Portraits de Communardes, exposition à la mairie du 20e

Actualité

Mise à jour le 29/04/2026

Les Portraits de Communardes par Isabelle Abiven
Pour ne jamais oublier celles qui ont marqué l’histoire de Paris et de notre arrondissement.
Croquis d’Isabelle Abiven
Pastels secs, d’après les photos d’Ernest Appert, prises à la prison des Chantiers, à Versailles, après la fin tragique de la Commune.
📅 De vendredi 24 avril au vendredi 29 mai 2026
📍 Hall de la mairie du 20e, 6 place Gambetta
🕒 Du lundi au vendredi : 8h30 à 17h, le jeudi de 12h à 19h30 et le samedi de 9h à 12h30

Guerre de 1870

À la fin des années 1860, Napoléon III a chargé le préfet Haussmann de moderniser la capitale pour en faire un paradis de la grande bourgeoisie tandis que la misère et les loyers augmentent : la contestation populaire gronde.
L’empereur tente de détourner la colère sociale contre un ennemi extérieur et déclare la guerre à la Prusse.
Mais le conflit vire au fiasco.
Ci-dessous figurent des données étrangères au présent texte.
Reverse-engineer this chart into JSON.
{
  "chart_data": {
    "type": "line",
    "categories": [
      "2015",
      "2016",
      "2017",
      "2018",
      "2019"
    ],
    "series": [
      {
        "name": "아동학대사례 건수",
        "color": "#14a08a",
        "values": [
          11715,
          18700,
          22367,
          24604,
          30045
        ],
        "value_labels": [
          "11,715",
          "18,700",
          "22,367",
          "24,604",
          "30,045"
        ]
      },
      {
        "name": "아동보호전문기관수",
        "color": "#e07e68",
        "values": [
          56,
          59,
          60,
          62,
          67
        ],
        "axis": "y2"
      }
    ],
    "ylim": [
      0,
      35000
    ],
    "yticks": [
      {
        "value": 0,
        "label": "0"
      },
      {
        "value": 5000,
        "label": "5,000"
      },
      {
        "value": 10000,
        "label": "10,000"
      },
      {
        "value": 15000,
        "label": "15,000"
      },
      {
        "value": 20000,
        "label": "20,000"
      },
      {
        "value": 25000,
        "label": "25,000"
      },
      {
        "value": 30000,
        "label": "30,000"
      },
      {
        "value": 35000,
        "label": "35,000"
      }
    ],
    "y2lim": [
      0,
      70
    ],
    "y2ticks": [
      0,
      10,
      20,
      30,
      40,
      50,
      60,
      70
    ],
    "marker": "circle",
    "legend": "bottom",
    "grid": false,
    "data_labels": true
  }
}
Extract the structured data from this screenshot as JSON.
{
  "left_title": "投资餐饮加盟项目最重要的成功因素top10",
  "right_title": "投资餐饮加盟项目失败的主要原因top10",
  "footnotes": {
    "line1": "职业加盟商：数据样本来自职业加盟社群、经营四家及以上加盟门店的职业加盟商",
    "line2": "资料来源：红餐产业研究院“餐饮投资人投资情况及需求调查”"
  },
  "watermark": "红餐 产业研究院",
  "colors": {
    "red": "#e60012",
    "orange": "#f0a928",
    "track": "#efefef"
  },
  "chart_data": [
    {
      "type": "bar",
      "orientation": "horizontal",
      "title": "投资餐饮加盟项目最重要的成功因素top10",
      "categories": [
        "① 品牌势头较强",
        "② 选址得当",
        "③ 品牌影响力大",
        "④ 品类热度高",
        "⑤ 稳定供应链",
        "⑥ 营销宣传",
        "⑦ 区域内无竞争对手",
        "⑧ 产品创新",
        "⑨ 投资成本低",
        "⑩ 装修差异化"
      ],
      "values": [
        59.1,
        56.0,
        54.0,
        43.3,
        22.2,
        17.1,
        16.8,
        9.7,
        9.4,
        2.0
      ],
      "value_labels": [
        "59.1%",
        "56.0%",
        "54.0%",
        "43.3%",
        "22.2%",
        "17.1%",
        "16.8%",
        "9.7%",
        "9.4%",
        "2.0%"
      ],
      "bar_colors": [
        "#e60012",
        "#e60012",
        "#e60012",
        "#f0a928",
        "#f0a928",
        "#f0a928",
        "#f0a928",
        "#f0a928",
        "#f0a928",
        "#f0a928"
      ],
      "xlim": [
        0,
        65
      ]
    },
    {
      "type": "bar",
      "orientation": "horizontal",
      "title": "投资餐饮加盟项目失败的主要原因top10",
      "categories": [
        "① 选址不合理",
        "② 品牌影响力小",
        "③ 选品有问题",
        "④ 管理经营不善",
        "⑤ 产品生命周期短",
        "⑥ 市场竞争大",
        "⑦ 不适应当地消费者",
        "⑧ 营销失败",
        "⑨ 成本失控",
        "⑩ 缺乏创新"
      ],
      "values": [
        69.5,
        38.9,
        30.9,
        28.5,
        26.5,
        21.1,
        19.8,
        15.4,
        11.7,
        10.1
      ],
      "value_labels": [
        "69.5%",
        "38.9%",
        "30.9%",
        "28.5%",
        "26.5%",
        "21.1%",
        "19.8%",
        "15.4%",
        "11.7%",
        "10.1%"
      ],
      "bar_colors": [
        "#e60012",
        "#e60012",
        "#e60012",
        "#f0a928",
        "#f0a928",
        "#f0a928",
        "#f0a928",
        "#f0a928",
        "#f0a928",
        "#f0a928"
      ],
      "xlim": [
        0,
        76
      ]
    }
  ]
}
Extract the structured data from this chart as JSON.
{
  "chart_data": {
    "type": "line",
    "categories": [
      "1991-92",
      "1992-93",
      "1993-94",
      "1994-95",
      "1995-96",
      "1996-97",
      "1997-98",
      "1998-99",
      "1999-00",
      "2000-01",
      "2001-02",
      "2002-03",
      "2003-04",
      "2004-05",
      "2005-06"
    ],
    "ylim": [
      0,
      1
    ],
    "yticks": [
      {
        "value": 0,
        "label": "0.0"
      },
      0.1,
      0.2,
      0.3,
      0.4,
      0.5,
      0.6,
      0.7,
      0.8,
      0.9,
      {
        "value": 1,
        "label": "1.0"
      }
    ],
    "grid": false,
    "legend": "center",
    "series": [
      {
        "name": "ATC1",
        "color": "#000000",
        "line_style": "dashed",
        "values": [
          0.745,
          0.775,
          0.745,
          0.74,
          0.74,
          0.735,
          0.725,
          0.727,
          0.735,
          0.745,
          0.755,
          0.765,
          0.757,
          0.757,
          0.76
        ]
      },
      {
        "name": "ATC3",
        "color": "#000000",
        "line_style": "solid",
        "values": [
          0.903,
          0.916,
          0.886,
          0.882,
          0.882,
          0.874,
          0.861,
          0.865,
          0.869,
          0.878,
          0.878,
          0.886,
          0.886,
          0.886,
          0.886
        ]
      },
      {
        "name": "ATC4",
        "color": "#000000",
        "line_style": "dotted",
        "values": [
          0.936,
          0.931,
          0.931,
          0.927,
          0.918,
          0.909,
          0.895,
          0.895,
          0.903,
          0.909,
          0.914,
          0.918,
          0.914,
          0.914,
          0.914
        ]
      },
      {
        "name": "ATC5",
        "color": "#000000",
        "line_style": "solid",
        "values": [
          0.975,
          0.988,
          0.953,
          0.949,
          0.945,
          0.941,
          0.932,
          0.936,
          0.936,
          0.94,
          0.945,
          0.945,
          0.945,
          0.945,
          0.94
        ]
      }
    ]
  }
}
Le 3 septembre 1870, Napoléon III est fait prisonnier. L’empire s’effondre, la République est proclamée et le gouvernement provisoire, installé à Bordeaux, décide de négocier la paix avec les Prussiens.
Dans la capitale assiégée, les habitantes et les habitants, pour leurs parts, refusent de se rendre.

La Commune de Paris

La Commune de Paris est proclamée le 28 mars 1871 et, en deux mois, réforme en profondeur la vie publique : politique sociale, éducative, culturelle, égalité des sexes, laïcité…
Réfugiés à Versailles à l’instigation d’Adolphe Thiers, chef du gouvernement, les tenants de l’ordre, eux, remobilisent une armée prête à marcher sur Paris.
Après 72 jours, la Commune est finalement vaincue durant la Semaine sanglante avec l’entrée des troupes versaillaises dans Paris le 21 mai pour s’achever par les derniers combats au cimetière du Père-Lachaise le 28 mai.

Les Femmes et la Commune

Pendant la Commune, sous l’impulsion d’Élisabeth Dmitrieff, jeune militante russe de l’Internationale, et de Nathalie Le Mel, ouvrière relieuse originaire de Brest, se crée l’un des premiers mouvements féminins de masse, l’Union des femmes pour la défense de Paris et les soins aux blessés. L’Union réclame le droit au travail et l’égalité des salaires (un commencement d’application est mis en place pour les institutrices). Elle participe au recensement des ateliers abandonnés par leurs patrons (les francs fileurs) réfugiés à Versailles et les transforment en ateliers autogérés.
La Commune reconnaît l’union libre (pension aux veuves de fédérés mariées ou non, ainsi qu’à leurs enfants légitimes ou naturels), interdit la prostitution, met en place un début d’égalité salariale et décrète la séparation des Églises et de l’État dans les écoles et les hôpitaux.
Des femmes rejoignent le front en tant qu’ambulancières, vivandières ou poursuivent les gardes nationaux réfractaires dans Paris. D’autres, comme Louise Michel, se battent sous l’habit des « fédérés » et défendent Paris contre les « Versaillais » sur les barricades.